7. Hot Tamales - New to the Top Ten List!
A new addition to the Top Ten Best Halloween Candy list this year because the kids just can't get enough of it. The spicy trend has been heating up for a few years now and it doesn't seem to be letting up. These were not hugely popular when I was growing up, but the times they area a changin. You will need to change as well. So grab some Hot Tamales and watch the kids snatch them out of your trick-or-treat bowl first.
6. Hershey Bar - Up 2 spots from #8 last year (#10 before that)
We're again combining candies here, because there just isn't that much difference between the original Hershey Bar and the Cookies 'n' Cream version. Or maybe there is for your palate. And the assorted mini candy bars from Hershey are also very popular, so that's included here as well, even thogh it does technically include Krackel and Mr. Goodbar. They're really just Hershey Bars with crispies or peanuts.
Anyway, they're super popular and people love them. Mini / fun size seems to be the best way to go here.
5. Sour Patch Kids - No movement, #5 last year also
Sour Patch is finally getting the recognition it deserves. A Top 5 ranking seems appropriate. But after high marks on both the BuzzFeed and Business Insider lists, Sour Patch Kids made zero additional appearances on the other lists we looked at. It's probably because they're not traditional candies, even though they've been around a while.

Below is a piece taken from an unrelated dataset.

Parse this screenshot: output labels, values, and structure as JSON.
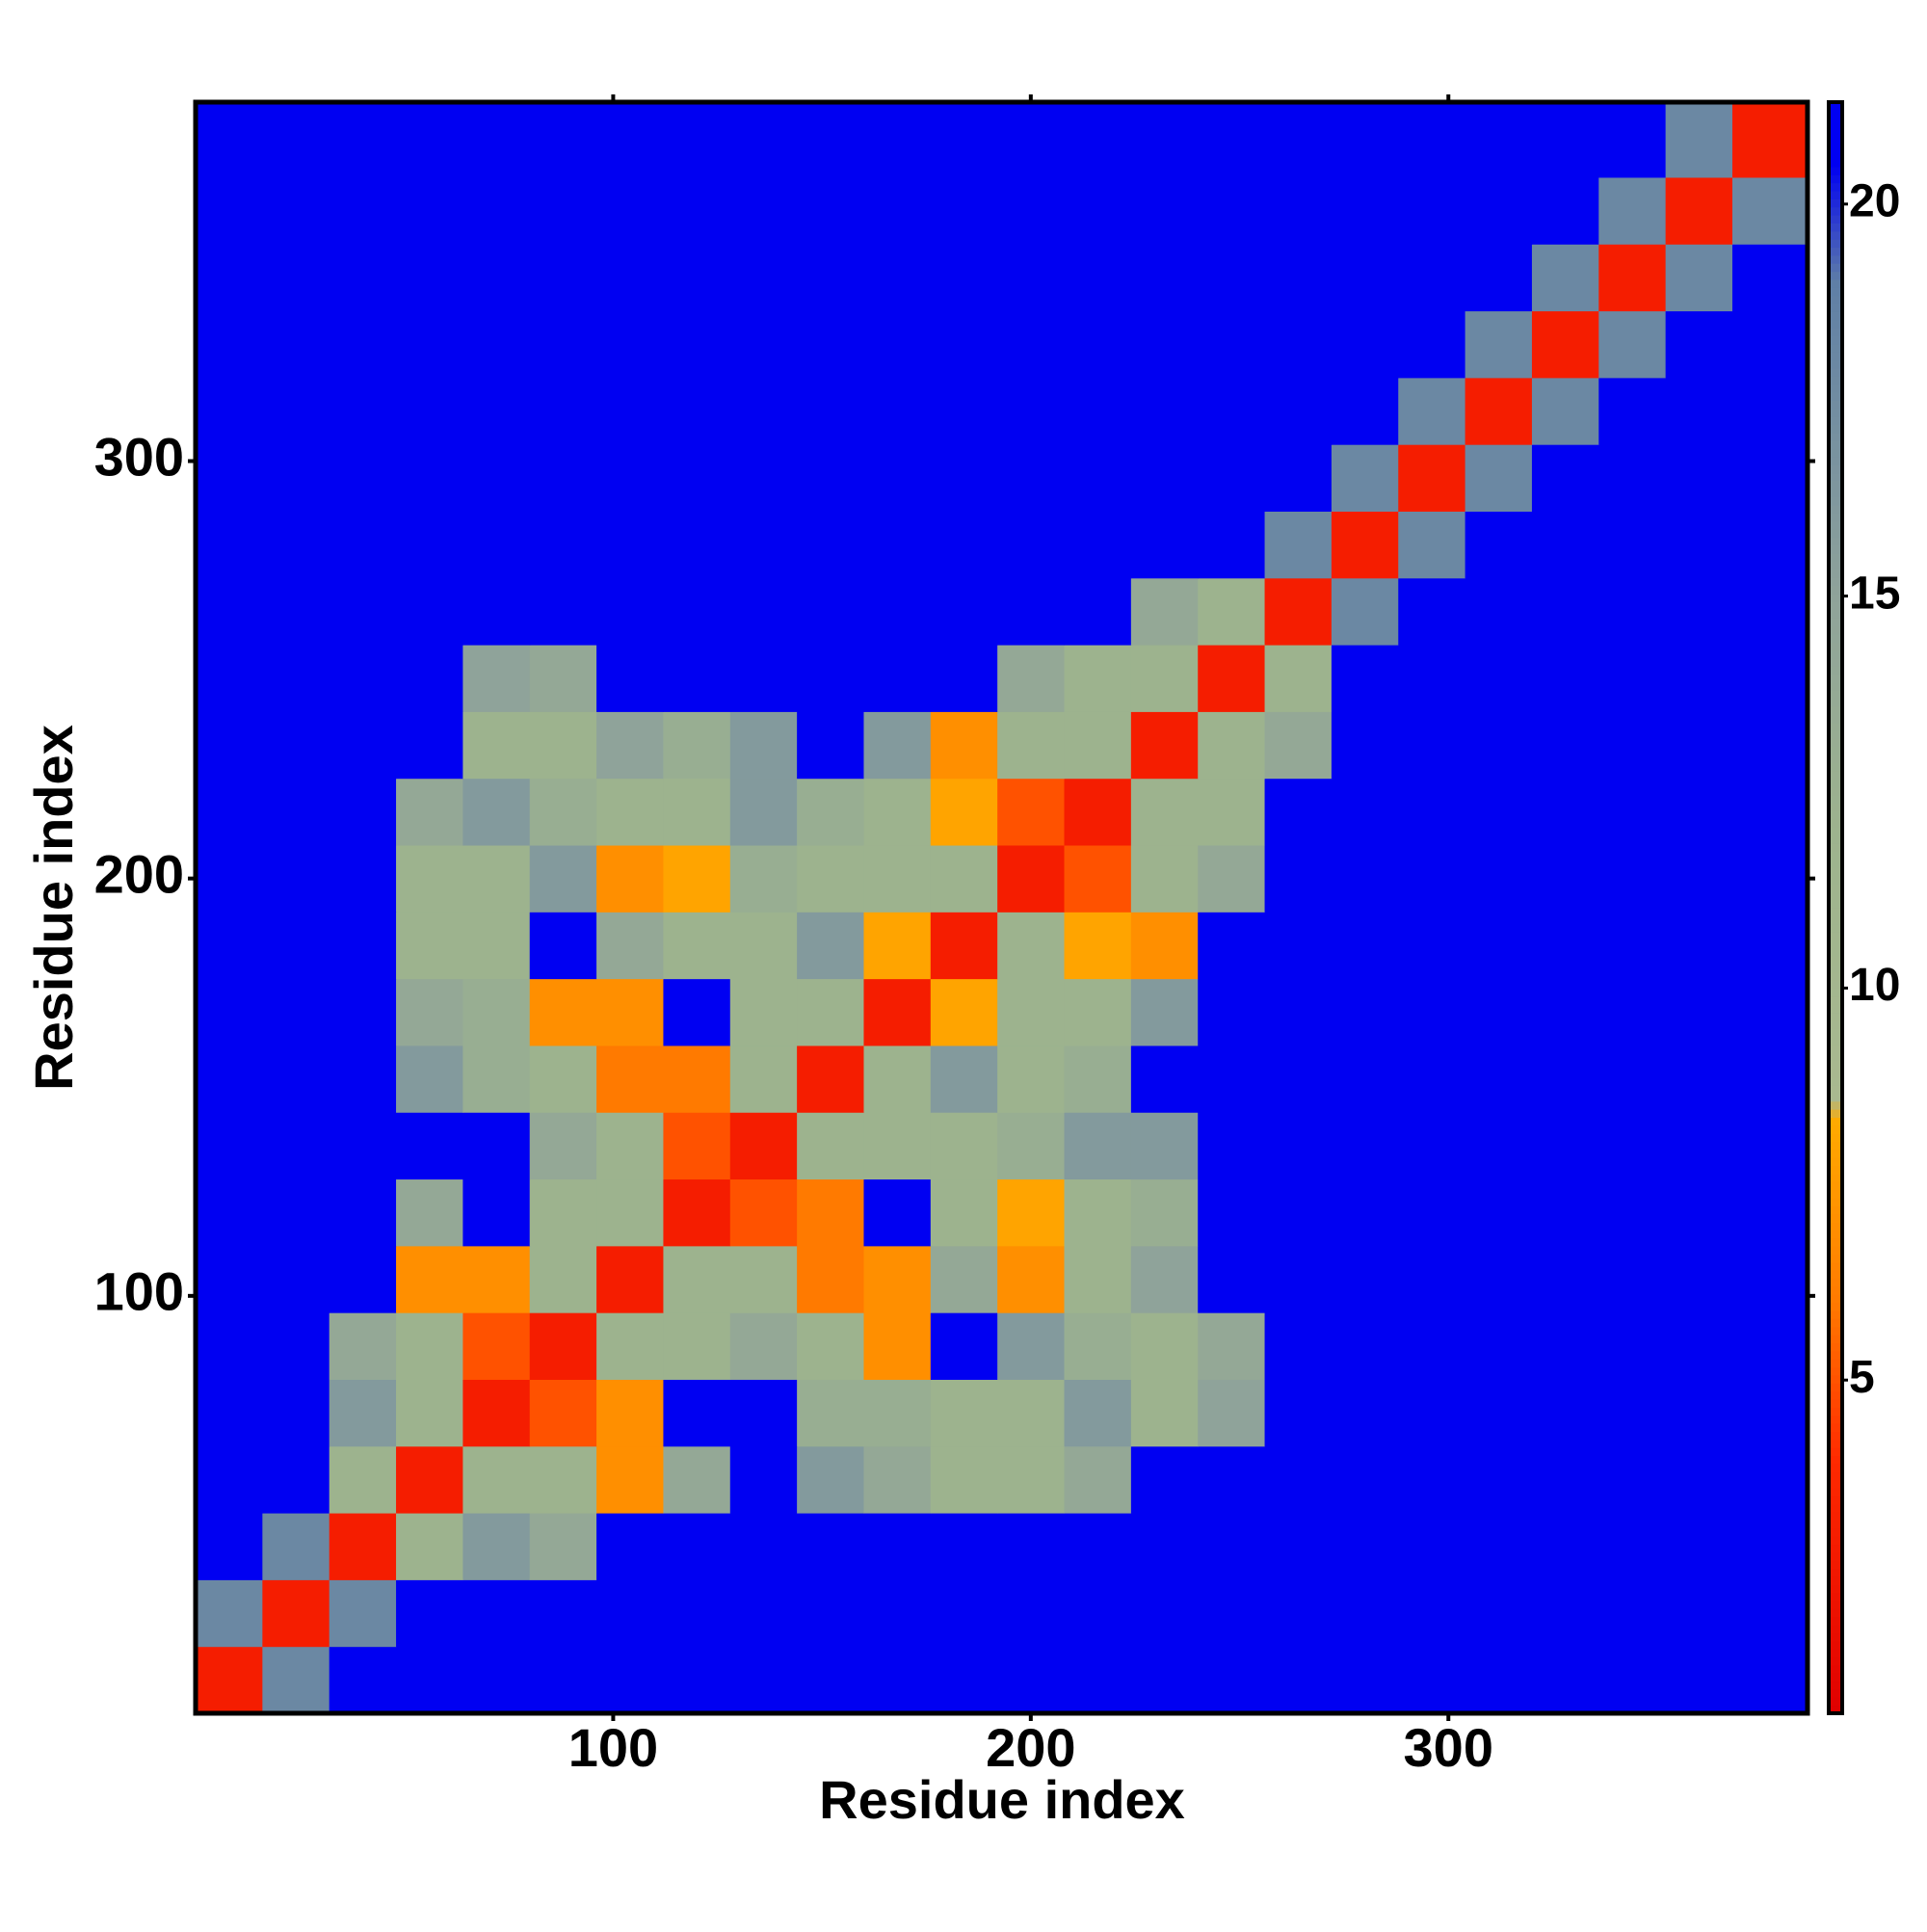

Voters loved Sour Patch and it does seem to be gaining in enthusiasm, despite holding steady at #5. Keep going, Sour Patch Kids. Your future is bright.

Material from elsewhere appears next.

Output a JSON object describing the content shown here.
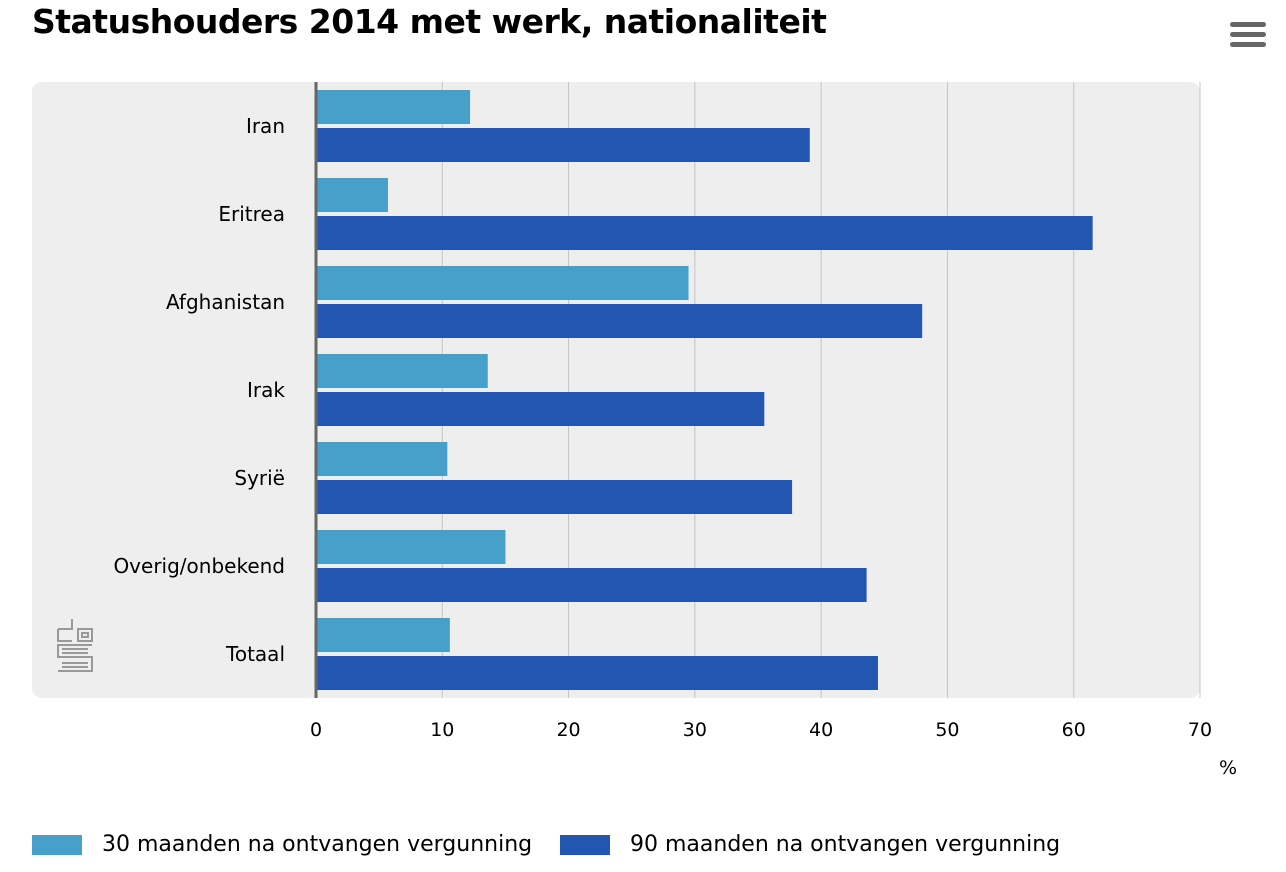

4. Skittles - Down 1 spot from #3 last year
If you're not eating the entire fun size bag in one mouthful, you're doing it wrong. None of us here ever minded getting Skittles in our Halloween bags. It's tasty enough, that rainbow. But they're nothing special, in my opinion and if you eat too many your mouth starts to feel all lumpy. Still, Skittles is having a moment and surging way up from #9 three years ago.

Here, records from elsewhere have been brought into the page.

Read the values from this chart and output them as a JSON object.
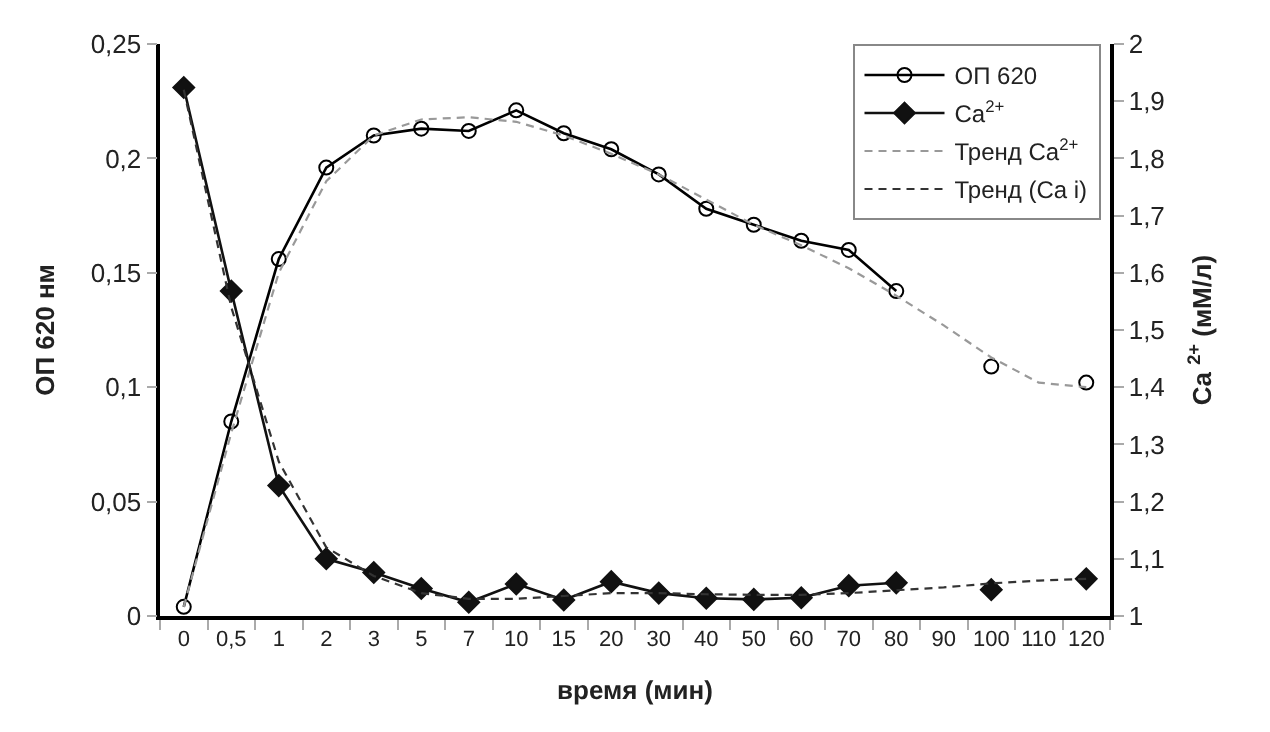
{
  "chart_data": {
    "type": "line",
    "xlabel": "время (мин)",
    "ylabel": "ОП 620 нм",
    "y2label": "Ca $^{2+}$ (мМ/л)",
    "categories": [
      "0",
      "0,5",
      "1",
      "2",
      "3",
      "5",
      "7",
      "10",
      "15",
      "20",
      "30",
      "40",
      "50",
      "60",
      "70",
      "80",
      "90",
      "100",
      "110",
      "120"
    ],
    "series": [
      {
        "name": "ОП 620",
        "color": "#000000",
        "marker": "circle",
        "line_style": "solid",
        "values": [
          0.004,
          0.085,
          0.156,
          0.196,
          0.21,
          0.213,
          0.212,
          0.221,
          0.211,
          0.204,
          0.193,
          0.178,
          0.171,
          0.164,
          0.16,
          0.142,
          null,
          0.109,
          null,
          0.102
        ]
      },
      {
        "name": "Ca$^{2+}$",
        "color": "#111111",
        "marker": "diamond",
        "line_style": "solid",
        "axis": "y2",
        "values": [
          1.924,
          1.568,
          1.228,
          1.1,
          1.076,
          1.048,
          1.024,
          1.056,
          1.028,
          1.06,
          1.04,
          1.031,
          1.029,
          1.032,
          1.053,
          1.058,
          null,
          1.046,
          null,
          1.065
        ]
      },
      {
        "name": "Тренд Ca$^{2+}$",
        "color": "#999999",
        "marker": "none",
        "line_style": "dashed",
        "values": [
          0.004,
          0.08,
          0.15,
          0.19,
          0.21,
          0.217,
          0.218,
          0.216,
          0.21,
          0.202,
          0.193,
          0.182,
          0.171,
          0.162,
          0.152,
          0.14,
          0.127,
          0.113,
          0.102,
          0.1
        ]
      },
      {
        "name": "Тренд (Ca i)",
        "color": "#333333",
        "marker": "none",
        "line_style": "dashed",
        "axis": "y2",
        "values": [
          1.92,
          1.54,
          1.27,
          1.12,
          1.07,
          1.04,
          1.03,
          1.03,
          1.035,
          1.04,
          1.04,
          1.038,
          1.037,
          1.037,
          1.04,
          1.045,
          1.05,
          1.057,
          1.062,
          1.065
        ]
      }
    ],
    "ylim": [
      0,
      0.25
    ],
    "yticks": [
      0,
      {
        "value": 0.05,
        "label": "0,05"
      },
      {
        "value": 0.1,
        "label": "0,1"
      },
      {
        "value": 0.15,
        "label": "0,15"
      },
      {
        "value": 0.2,
        "label": "0,2"
      },
      {
        "value": 0.25,
        "label": "0,25"
      }
    ],
    "y2lim": [
      1,
      2
    ],
    "y2ticks": [
      1,
      {
        "value": 1.1,
        "label": "1,1"
      },
      {
        "value": 1.2,
        "label": "1,2"
      },
      {
        "value": 1.3,
        "label": "1,3"
      },
      {
        "value": 1.4,
        "label": "1,4"
      },
      {
        "value": 1.5,
        "label": "1,5"
      },
      {
        "value": 1.6,
        "label": "1,6"
      },
      {
        "value": 1.7,
        "label": "1,7"
      },
      {
        "value": 1.8,
        "label": "1,8"
      },
      {
        "value": 1.9,
        "label": "1,9"
      },
      2
    ],
    "legend": "top right"
  }
}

3. Snickers - Up one spot from #4 last year.
There is no surprise here. I always preferred Milky Way, but as a lover of da cronch I could see how people prefer more crunchiness in a candy bar. That salty crunch does up the satisfaction level. Again, it would be so easy for people to go out of their ways and get full-sized versions. They're not that big. But the fun-sized version is a pretty good bite and hits the spot.
2. M&Ms - No movement, #2 last year
An old classic that never gets old, M&Ms remain in the #2 spot this year. Will they ever be able to de-throne the #1 Halloween candy? That would be a tall order, but if anyone can do it, M&M's seem like a strong contender.
One list had pretzel M&Ms, which is oddly specific. They weren't around when I trick-or-treated (it was plain and peanut back then), so I don't even know that people hand out the fun sized bags of them. In any case, M&Ms are great. You know our opinions about them. Easy choice that kids will love.
1. Reese's Peanut Butter Cups - Still #1 (Always will be?)
This is the perennial blowout of the century. Of the seven lists we ranked, Reese's Peanut Butter Cups ranked #1 on six of them, and ranked #3 on the other. And that list had six candies that didn't appear on any of the other six lists, so yeah, this was just a candy massacre. Do we have to extol the virtues of the Peanut Butter Cup? My siblings and I used to separate them out and hide them, lest they get stolen. Many a tear was shed when someone picked a poor hiding spot. Long live Reese's Cups.